The Diviners (The Diviners #1) Page 78
“Maybe we’re going about this the wrong way. What if we find the temple he mentions? That way, the police can be there to stop him,” Evie mused. She snapped her fingers. “There’s the Egyptian temple at the Metropolitan Museum of Art.”
“It could mean a synagogue, especially if this is somehow connected to the Klan,” Jericho suggested.
“What about temples of finance—the stock exchange, or the banks!” Evie shouted. It was as if they were playing a strange parlor game, like charades, but with deadly serious stakes.
“Good, very good,” Will said. They discussed it further, making a list of other possible meanings for the temple mentioned in the seventh offering, with Jericho writing each one down.
“I’ll alert Terrence that our killer may strike at any of those places. Now, Evie, can you see if there is anything in the Hale book about religious iconography?” Will commanded from his momentary post near the bay windows.
The street lamps had come on in Central Park. It was just after eight o’clock. They’d been at the books for some time and had missed dinner entirely. Evie’s stomach grumbled.
“Unc, I’m starved. Can’t we come back to it?” Evie begged.
Will looked up at the clock, then at the dark outside the windows. His expression was one of complete surprise. “Oh. So you must be. Why don’t you and Jericho go down to the dining room? I’ll fix myself a sandwich here.”
“I’ll do the same,” Jericho said.
“Then I’ll be all alone,” Evie said. “Jericho, it will do us both good to get out of here.”
“She’s right, Jericho,” Will said. “Go downstairs for a bit.”
Reluctantly, Jericho closed his books and followed Evie to the elevator. She stopped it on the sixth floor and threw open the gate.
“Why are we stopping here?”
“It just occurred to me that Mabel must be starved! Her parents are at a rally tonight, and the poor dear is all alone.”
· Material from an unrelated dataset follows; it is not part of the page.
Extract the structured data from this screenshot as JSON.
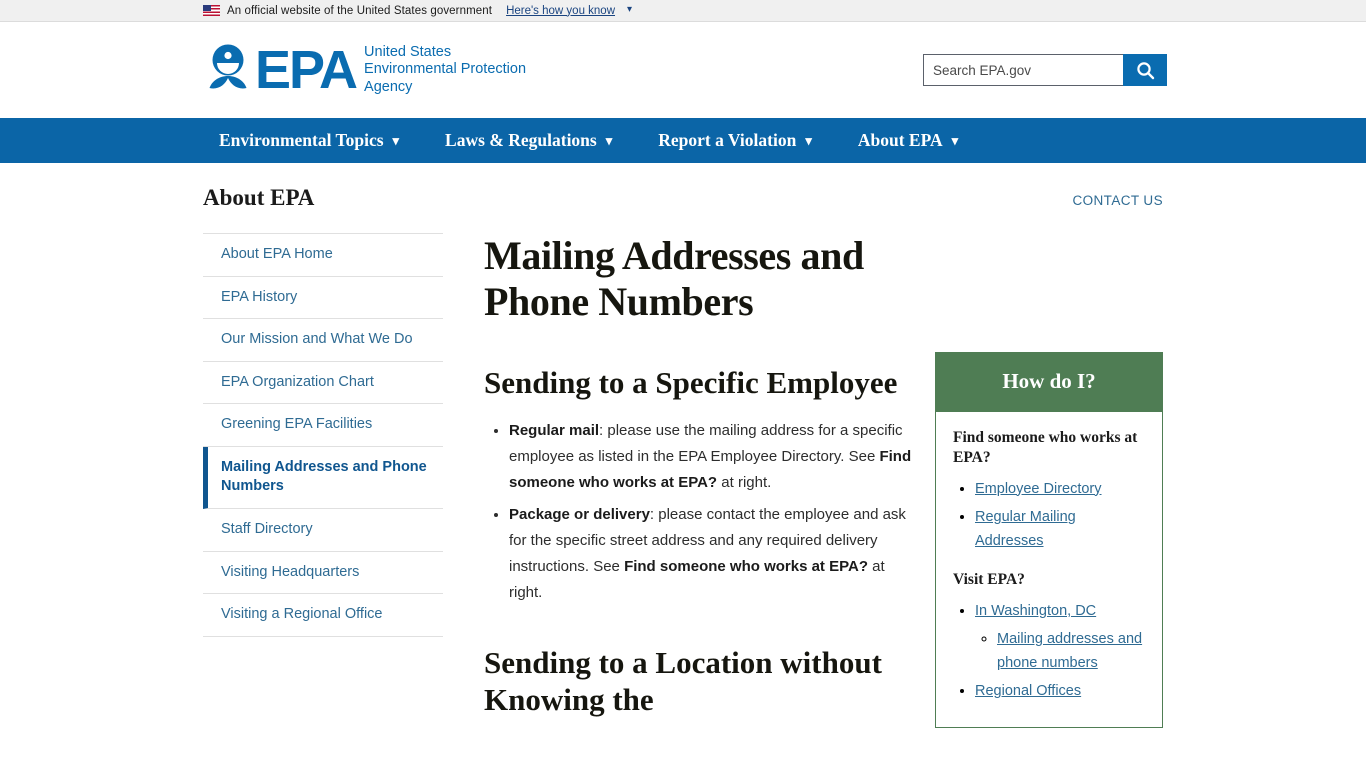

“She’s probably already had her supper.”
“Oh, no! I know my Mabel. She’s a night owl. Doesn’t eat until late—like a Parisian. It won’t take a minute-ski.”
Evie knocked her special knock and Mabel threw the door open, wearing her bathrobe and already talking: “I hope you’ve brought me the man of my dreams…. Oh.”
Evie cleared her throat. “Good evening, Mabel. Jericho and I were just going to have dinner downstairs, if you’d care to join us.” Evie cut her eyes at Jericho beside her.
“Oh. Oh!” Mabel said, looking down at her bathrobe in horror. “Let me just get dressed.”
“Hello, Evie,” Mr. Rose called from the kitchen table, where he sat banging out a story on a typewriter. Evie waved back.
Jericho glowered. “I thought you said they were at a rally.”
“Did I? I must have confused my days. Silly me. Mabesie, darling, do hurry!”
A few minutes later the three of them sat in the dining hall at a banquette under a chandelier that blinked every now and then due to some fault in the wiring. Evie filled Mabel in on the details of the murders and what they’d discovered courtesy of Dr. Poblocki. “This fellow seems to be enacting some sort of strange ancient ritual from a vanished cult. It’s pos-i-tute-ly macabre. What a monster he is!”
“That’s what happens when society neglects and abuses children,” Mabel said, fidgeting with her silverware. “They grow up to be monsters.”
“What an interesting theory! Mabel, you are so clever!” Evie said. “Isn’t she smart, Jericho?”
Jericho did not look up from his chicken and dumplings. Across the table, Mabel mouthed an urgent What are you doing?
Operation Jericho, Evie mouthed back.
“How do you know that’s what happens?” Jericho challenged.
“What do you mean?” Mabel asked.
“How do you know that it’s society that makes monsters?”
“Well, my mother says that when—”
“I didn’t ask what your mother thought,” Jericho interrupted. “Everyone who can read a newspaper knows what your mother thinks. I asked how you know that happens.”
Mabel chased the noodles in her cup of soup with a spoon. She’d eaten an hour earlier and wasn’t the slightest bit hungry. “Well, I’ve been to the slums with my mother and father. I’ve seen the horrors wrought by poverty and ignorance.”
“Then how do you account for the poor, abused soul who grows up to achieve greatness?”